Début des grandes vacances.

 

J'ai levé la séance plus tôt que prévu, hier soir, là où j'avais été invité.

 

Je suis parti discrèt'ment. En m'arrangeant pour que personne ne me voie. Je ne voulais déranger personne. Je ne voulais pas troubler une ambiance.

 

Je leur écrirai un p'tit mot tantôt. Ils se sont sûr'ment demandé ce qui m'arrivait.

 

Il était neuf heures et demie (du soir). Je me suis retrouvé sur la route, entre Le Roeulx et Soignies. A pied, oui. J'avais encore une heure devant moi pour attraper le dernier train (à Soignies), qui remontait sur Bruxelles.

 

Je me plaisais bien à la fête. J'y ai revu des gens que j'appréciais. Rencontré d'autres.

 

Mais le coup d'fatigue était là. J'appréhendais les heures qui allaient passer, là où je me trouvais, où j'allais tourner de l'oeil.

 

Y a parfois des choix à faire. Au bon moment. Même si c'est dur.

 

Faut pas croire : sur le ch'min, à pied, qui me menait du Roeulx jusque Soignies, j'étais triste.

Je l'avais quand même attendue, cette soirée.

Je ne m'étais pas décarcassé pour rien ... en vue d'y arriver.

Et ... les moments qui s'y sont déroulés, pour les deux heures que j'y suis resté, n'ont pas été vains.
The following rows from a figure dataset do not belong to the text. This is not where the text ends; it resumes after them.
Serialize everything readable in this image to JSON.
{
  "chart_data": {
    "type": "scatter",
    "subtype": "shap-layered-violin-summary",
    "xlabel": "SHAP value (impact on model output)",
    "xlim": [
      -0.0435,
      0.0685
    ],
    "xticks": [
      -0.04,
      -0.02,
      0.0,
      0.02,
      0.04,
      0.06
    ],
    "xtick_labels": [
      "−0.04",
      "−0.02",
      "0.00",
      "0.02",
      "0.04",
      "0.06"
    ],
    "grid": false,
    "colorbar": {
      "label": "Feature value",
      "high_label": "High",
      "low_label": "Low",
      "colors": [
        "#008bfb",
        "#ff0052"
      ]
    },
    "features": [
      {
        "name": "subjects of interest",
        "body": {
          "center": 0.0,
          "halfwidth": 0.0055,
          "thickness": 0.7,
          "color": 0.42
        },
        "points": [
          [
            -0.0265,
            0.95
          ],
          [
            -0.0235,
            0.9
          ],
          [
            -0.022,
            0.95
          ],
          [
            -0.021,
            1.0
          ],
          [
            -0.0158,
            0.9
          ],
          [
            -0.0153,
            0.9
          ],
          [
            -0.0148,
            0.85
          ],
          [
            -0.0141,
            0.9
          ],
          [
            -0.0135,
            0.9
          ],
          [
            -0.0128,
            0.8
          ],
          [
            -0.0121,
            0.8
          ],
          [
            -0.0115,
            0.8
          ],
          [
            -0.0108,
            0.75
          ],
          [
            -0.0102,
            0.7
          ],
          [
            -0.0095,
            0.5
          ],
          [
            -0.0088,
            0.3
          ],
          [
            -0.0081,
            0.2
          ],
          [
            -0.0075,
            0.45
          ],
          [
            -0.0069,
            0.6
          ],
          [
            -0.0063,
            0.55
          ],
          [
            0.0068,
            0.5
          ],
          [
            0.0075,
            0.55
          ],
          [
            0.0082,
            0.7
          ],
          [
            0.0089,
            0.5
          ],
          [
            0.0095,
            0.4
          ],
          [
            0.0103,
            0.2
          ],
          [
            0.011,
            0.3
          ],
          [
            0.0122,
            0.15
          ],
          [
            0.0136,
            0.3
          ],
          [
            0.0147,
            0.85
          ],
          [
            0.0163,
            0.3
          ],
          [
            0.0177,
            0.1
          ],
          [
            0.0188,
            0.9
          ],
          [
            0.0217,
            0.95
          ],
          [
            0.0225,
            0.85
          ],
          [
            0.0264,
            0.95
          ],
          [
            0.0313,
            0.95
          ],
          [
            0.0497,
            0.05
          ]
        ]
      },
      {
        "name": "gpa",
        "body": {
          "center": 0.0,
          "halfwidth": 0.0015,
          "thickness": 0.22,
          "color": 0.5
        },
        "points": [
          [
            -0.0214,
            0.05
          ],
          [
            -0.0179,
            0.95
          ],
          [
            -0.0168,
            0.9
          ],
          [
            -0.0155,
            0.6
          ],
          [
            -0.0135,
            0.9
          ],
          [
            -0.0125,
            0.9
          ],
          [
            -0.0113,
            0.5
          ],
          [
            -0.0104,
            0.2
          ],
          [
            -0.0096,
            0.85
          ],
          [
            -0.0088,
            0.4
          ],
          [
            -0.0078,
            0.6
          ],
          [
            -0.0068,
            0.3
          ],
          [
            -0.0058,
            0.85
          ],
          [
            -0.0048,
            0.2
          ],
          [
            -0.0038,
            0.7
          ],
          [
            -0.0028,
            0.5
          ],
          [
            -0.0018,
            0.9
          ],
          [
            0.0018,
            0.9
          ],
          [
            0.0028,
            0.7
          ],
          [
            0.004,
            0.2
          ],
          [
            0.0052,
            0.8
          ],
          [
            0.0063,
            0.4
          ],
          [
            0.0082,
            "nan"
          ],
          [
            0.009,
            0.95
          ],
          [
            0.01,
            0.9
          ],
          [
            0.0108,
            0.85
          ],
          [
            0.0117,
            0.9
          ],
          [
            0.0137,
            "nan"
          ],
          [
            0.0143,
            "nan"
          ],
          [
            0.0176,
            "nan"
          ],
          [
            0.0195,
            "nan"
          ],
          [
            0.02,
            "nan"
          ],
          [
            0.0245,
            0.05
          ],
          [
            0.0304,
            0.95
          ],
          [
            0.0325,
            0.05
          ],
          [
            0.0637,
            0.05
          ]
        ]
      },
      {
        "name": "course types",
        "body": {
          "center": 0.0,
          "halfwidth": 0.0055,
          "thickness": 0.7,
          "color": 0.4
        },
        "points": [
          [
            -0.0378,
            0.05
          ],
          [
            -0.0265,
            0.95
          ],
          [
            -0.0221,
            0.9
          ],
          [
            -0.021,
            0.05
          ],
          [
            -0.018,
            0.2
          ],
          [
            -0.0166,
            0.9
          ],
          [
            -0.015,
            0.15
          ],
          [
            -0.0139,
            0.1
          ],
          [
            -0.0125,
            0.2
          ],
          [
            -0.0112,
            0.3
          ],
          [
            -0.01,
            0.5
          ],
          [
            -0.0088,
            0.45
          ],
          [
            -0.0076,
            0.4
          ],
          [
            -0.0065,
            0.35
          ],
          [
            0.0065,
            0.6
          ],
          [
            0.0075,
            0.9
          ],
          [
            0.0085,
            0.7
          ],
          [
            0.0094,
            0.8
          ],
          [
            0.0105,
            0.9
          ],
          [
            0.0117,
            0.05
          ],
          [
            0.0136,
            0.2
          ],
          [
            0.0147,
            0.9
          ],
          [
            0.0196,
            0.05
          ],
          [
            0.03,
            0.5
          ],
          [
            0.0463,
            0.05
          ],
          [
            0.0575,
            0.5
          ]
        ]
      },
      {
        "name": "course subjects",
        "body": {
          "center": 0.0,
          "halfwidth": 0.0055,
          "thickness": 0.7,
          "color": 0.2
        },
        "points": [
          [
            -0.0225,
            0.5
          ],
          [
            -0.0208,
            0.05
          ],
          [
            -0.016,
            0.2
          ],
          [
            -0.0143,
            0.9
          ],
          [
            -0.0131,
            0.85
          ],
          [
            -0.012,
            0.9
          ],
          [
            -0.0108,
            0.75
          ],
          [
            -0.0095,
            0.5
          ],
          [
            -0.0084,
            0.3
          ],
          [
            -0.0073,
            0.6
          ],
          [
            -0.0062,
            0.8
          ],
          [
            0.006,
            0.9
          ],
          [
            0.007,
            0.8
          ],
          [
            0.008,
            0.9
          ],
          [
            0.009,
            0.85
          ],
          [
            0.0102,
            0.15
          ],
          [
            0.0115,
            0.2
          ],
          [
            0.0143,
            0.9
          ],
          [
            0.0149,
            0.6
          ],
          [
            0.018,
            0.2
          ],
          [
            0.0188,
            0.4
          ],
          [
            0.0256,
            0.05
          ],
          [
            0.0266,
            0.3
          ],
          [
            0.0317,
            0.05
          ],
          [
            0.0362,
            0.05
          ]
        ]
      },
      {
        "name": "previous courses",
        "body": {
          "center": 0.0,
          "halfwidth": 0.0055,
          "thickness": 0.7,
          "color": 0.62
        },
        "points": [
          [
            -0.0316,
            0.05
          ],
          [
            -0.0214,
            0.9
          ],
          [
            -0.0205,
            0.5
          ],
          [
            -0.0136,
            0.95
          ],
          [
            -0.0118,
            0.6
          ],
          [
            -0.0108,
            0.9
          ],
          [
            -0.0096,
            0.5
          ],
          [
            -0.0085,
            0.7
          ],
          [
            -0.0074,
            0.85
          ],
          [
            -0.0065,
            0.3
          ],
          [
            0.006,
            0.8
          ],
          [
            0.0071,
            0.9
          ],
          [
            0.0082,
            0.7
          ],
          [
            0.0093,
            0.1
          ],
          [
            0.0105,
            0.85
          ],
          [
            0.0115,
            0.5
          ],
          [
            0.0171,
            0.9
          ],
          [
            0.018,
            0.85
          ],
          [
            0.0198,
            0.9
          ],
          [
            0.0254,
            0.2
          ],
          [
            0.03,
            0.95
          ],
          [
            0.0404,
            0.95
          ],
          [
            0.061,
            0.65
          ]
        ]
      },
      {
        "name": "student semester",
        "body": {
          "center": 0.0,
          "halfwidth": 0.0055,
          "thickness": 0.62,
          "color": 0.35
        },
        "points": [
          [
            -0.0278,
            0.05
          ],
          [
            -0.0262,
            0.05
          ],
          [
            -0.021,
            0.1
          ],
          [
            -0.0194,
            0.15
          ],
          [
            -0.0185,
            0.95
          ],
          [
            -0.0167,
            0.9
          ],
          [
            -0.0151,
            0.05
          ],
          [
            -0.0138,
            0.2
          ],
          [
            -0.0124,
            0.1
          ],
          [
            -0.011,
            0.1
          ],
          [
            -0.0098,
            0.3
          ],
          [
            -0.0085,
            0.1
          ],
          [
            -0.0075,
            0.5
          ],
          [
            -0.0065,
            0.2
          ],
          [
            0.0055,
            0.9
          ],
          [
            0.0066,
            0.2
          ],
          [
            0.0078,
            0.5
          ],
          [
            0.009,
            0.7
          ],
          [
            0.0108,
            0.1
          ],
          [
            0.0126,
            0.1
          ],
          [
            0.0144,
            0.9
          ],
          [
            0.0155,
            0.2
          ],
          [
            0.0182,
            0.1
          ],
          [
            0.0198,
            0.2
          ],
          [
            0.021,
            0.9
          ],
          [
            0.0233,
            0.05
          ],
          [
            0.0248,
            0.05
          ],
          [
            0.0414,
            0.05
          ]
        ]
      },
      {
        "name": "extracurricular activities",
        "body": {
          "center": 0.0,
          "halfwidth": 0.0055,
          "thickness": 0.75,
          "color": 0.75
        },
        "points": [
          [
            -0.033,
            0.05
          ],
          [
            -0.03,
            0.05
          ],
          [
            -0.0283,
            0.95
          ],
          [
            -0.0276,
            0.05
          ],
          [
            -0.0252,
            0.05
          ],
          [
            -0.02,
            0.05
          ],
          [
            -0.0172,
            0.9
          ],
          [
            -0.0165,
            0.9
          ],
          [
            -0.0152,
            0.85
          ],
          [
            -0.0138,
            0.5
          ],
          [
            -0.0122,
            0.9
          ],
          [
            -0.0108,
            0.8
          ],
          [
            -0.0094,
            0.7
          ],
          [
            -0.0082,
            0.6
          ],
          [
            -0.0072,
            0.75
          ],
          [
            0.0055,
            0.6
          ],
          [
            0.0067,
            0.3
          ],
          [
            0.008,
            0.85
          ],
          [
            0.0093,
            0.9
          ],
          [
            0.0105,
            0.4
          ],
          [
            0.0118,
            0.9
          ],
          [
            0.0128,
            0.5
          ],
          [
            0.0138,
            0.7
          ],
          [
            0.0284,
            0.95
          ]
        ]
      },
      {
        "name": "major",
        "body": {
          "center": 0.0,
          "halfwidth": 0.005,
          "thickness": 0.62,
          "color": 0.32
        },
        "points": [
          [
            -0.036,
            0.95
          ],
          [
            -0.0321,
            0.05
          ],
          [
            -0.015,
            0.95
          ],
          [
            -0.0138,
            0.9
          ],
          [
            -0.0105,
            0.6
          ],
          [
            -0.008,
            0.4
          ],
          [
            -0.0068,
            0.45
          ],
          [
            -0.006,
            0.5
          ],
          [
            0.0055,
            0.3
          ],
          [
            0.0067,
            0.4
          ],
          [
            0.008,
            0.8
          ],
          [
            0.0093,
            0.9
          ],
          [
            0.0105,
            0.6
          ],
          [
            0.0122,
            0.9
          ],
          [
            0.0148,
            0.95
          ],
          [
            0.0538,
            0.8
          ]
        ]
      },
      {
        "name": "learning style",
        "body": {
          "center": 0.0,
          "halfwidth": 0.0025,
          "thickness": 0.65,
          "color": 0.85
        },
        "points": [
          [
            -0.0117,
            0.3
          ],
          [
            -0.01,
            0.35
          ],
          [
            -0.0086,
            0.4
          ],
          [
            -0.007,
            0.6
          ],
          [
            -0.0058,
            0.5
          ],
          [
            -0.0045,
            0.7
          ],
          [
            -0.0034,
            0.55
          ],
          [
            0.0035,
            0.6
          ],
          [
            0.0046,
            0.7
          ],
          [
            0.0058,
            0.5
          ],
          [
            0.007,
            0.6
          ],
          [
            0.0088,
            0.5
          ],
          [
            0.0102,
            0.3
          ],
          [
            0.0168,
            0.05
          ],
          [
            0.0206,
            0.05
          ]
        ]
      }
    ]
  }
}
J'en garde des images précieuses.

 

J'avais aussi fait un mauvais calcul, avant d'arriver à cette fête qui, elle, démarrait vers les 18 heures.

 

Je reviens en arrière.

 

Le matin, vers 10/11 heures, j'étais à Couvin, en Belgique. Le stop, depuis Rocroi, n'avait pas mal fonctionné. J'étais allé à la gare (de Couvin), m'étais renseigné sur les horaires de train jusque Soignies.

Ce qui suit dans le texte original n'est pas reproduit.